Concentrations of DHPG ≥5 μM decreased the baseline amplitude of the eIPSCs (cf. Desai et al. 1994; Jouvenceau et al. 1995; Morishita et al. 1998) (68 ± 14%, n = 3, and 43 ± 4%, n = 4, for 5.0 and 50 μΜ DHPG, respectively, P < 0.05). At 50 μΜ, DHPG reduced the eIPSCs enough to occlude DSI (ΔDSI, 0.57 ± 5.09%, n = 4, P > 0.1). If the application of 50 μM DHPG was continued for 10 min, iLTD was induced (e.g., Fig. 1D). That is, the higher concentration of DHPG caused persistent suppression of eIPSCs for as long as it was applied (≤20 min), and the eIPSCs were suppressed to 48 ± 5% of control for eIPSCs evoked in s. radiatum and to 36 ± 9% of control for eIPSCs evoked in s. pyramidale at 10 min (n = 4). Activation of mGluRs was halted by washout of DHPG from the chamber (n = 4) and, in three of the cells, by the simultaneous addition of the group I mGluR antagonists, (+)-2-methyl-4-carboxyphenylglycine (LY367385) (100 μM; mGluR1) and 6-methyl-2-(phenylethynyl)-pyridine (MPEP) (5 μM; mGluR5). In all cases, eIPSCs recovered from prolonged DHPG treatment only partially, remaining significantly depressed 20 min after termination of DHPG application, confirming the report of Chevaleyre and Castillo (2003). eIPSCs at 20 min after beginning DHPG removal were 74 ± 7% of control for s.-radiatum-evoked IPSCs and 70 ± 5% of control for s.-pyramidale-evoked IPSCs (n = 4; Fig. 1E). Previous reports have shown that group I mGluR activation suppresses eIPSCs through an eCB-dependent action (Maejima et al. 2001; Varma et al. 2001). Indeed we found that in slices pretreated with the CB1 antagonist, N-(piperidin-1-yl)-5-(4-iodophenyl)-1-(2,4-dichlorophenyl)-4-methyl-1H-pyrazole-3-carboxamide (AM251; 3 μM) for >1 h, 10-min application of 50 μM DHPG had little effect on IPSCs evoked in either s. pyramidale or s. radiatum. Evoked IPSC amplitude was 93 ± 3% (s. pyramidale) or 92 ± 7% (s. radiatum) of baseline (Fig. 1F, n = 5, P > 0.1, ANOVA). We observed that AM251 also prevented the induction of iLTD, confirming that this is dependent on CB1 activation as reported by Chevaleyre and Castillo (2003). Thus as previously inferred, DHPG-mediated suppression of eIPSC serves as a useful bioassay for eCB-mediated effects.

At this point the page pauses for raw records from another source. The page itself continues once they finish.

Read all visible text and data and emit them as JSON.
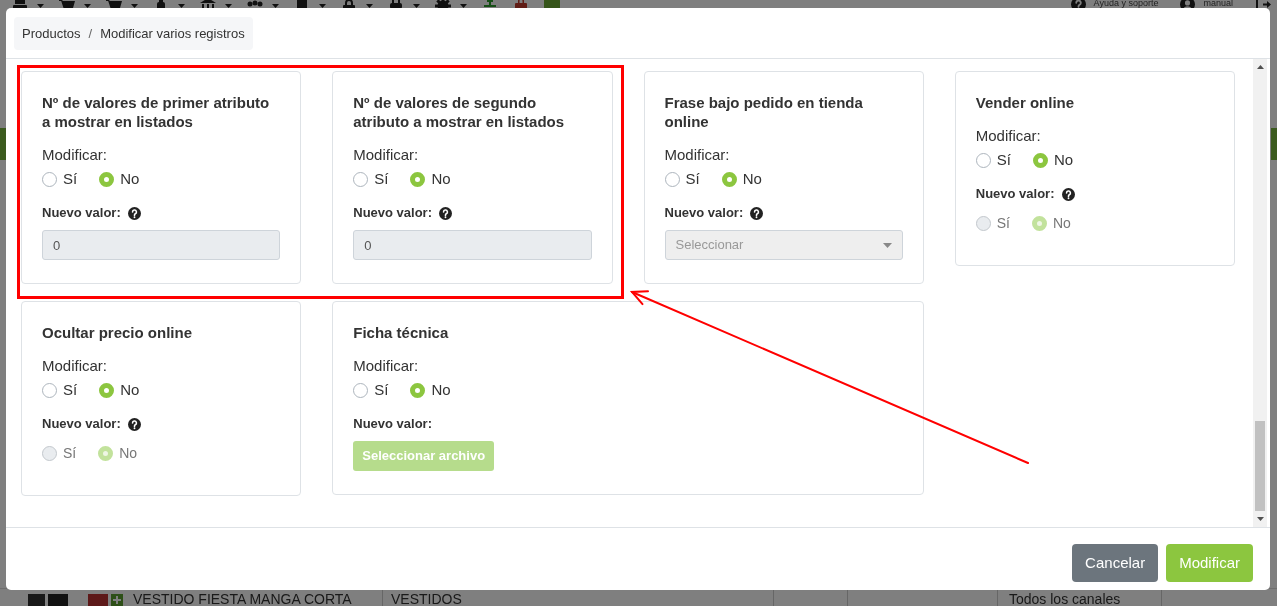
{
  "background_page": {
    "toolbar_links": [
      {
        "kind": "help",
        "label": "Ayuda y soporte"
      },
      {
        "kind": "user",
        "label": "manual"
      }
    ],
    "product_row": {
      "name": "VESTIDO FIESTA MANGA CORTA",
      "category": "VESTIDOS",
      "channels": "Todos los canales"
    }
  },
  "modal": {
    "breadcrumb": {
      "items": [
        "Productos",
        "Modificar varios registros"
      ],
      "separator": "/"
    },
    "fields": [
      {
        "title": "Nº de valores de primer atributo a mostrar en listados",
        "modify": {
          "label": "Modificar:",
          "options": [
            {
              "label": "Sí",
              "selected": false
            },
            {
              "label": "No",
              "selected": true
            }
          ]
        },
        "new_value": {
          "label": "Nuevo valor:",
          "help": true,
          "kind": "text",
          "value": "0",
          "disabled": true
        }
      },
      {
        "title": "Nº de valores de segundo atributo a mostrar en listados",
        "modify": {
          "label": "Modificar:",
          "options": [
            {
              "label": "Sí",
              "selected": false
            },
            {
              "label": "No",
              "selected": true
            }
          ]
        },
        "new_value": {
          "label": "Nuevo valor:",
          "help": true,
          "kind": "text",
          "value": "0",
          "disabled": true
        }
      },
      {
        "title": "Frase bajo pedido en tienda online",
        "modify": {
          "label": "Modificar:",
          "options": [
            {
              "label": "Sí",
              "selected": false
            },
            {
              "label": "No",
              "selected": true
            }
          ]
        },
        "new_value": {
          "label": "Nuevo valor:",
          "help": true,
          "kind": "select",
          "placeholder": "Seleccionar",
          "disabled": true
        }
      },
      {
        "title": "Vender online",
        "modify": {
          "label": "Modificar:",
          "options": [
            {
              "label": "Sí",
              "selected": false
            },
            {
              "label": "No",
              "selected": true
            }
          ]
        },
        "new_value": {
          "label": "Nuevo valor:",
          "help": true,
          "kind": "radio",
          "disabled": true,
          "options": [
            {
              "label": "Sí",
              "selected": false
            },
            {
              "label": "No",
              "selected": true
            }
          ]
        }
      },
      {
        "title": "Ocultar precio online",
        "modify": {
          "label": "Modificar:",
          "options": [
            {
              "label": "Sí",
              "selected": false
            },
            {
              "label": "No",
              "selected": true
            }
          ]
        },
        "new_value": {
          "label": "Nuevo valor:",
          "help": true,
          "kind": "radio",
          "disabled": true,
          "options": [
            {
              "label": "Sí",
              "selected": false
            },
            {
              "label": "No",
              "selected": true
            }
          ]
        }
      },
      {
        "title": "Ficha técnica",
        "modify": {
          "label": "Modificar:",
          "options": [
            {
              "label": "Sí",
              "selected": false
            },
            {
              "label": "No",
              "selected": true
            }
          ]
        },
        "new_value": {
          "label": "Nuevo valor:",
          "help": false,
          "kind": "file",
          "button_label": "Seleccionar archivo",
          "disabled": true
        }
      }
    ],
    "buttons": [
      {
        "label": "Cancelar",
        "kind": "secondary"
      },
      {
        "label": "Modificar",
        "kind": "primary"
      }
    ]
  }
}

The question arises whether CB1 activation is sufficient for iLTD induction or is only necessary for it. Other factors might also be involved (cf. Sjostrom et al. 2003; Ronesi et al. 2004). DSI is mediated by eCBs (Ohno-Shosaku et al. 2001; Wilson and Nicoll 2001), and so to test the hypothesis that CB1 activation is sufficient for iLTD induction, we continuously delivered 2-s depolarizing steps to the pyramidal cell at 12-s intervals for 10 min (e.g., Fig. 2A). Because recovery from DSI is not complete within 12 s (e.g., Lenz and Alger 1999), this procedure effectively activated CB1 continuously for 10 min, as the depression during the tetanus could be blocked by AM251 (Fig. 2B). During the repetitive DSI, the envelope of the eIPSCs was reduced to levels comparable to mGluR activation with 50 μM DHPG (cf. Fig. 1E). Nevertheless, despite persistent CB1 activation, repetitive DSI failed to induce iLTD; shortly after cessation of the DSI-inducing voltage steps, the eIPSCs recovered completely to control levels. Evoked IPSC amplitudes during repetitive DSI differed significantly from control or recovery phases (group data in Fig. 2C, n = 5, ANOVA, P < 0.01), but eIPSCs during control and recovery phases did not differ (ANOVA followed by Holm-Sidak test, P > 0.1), i.e., iLTD was not induced.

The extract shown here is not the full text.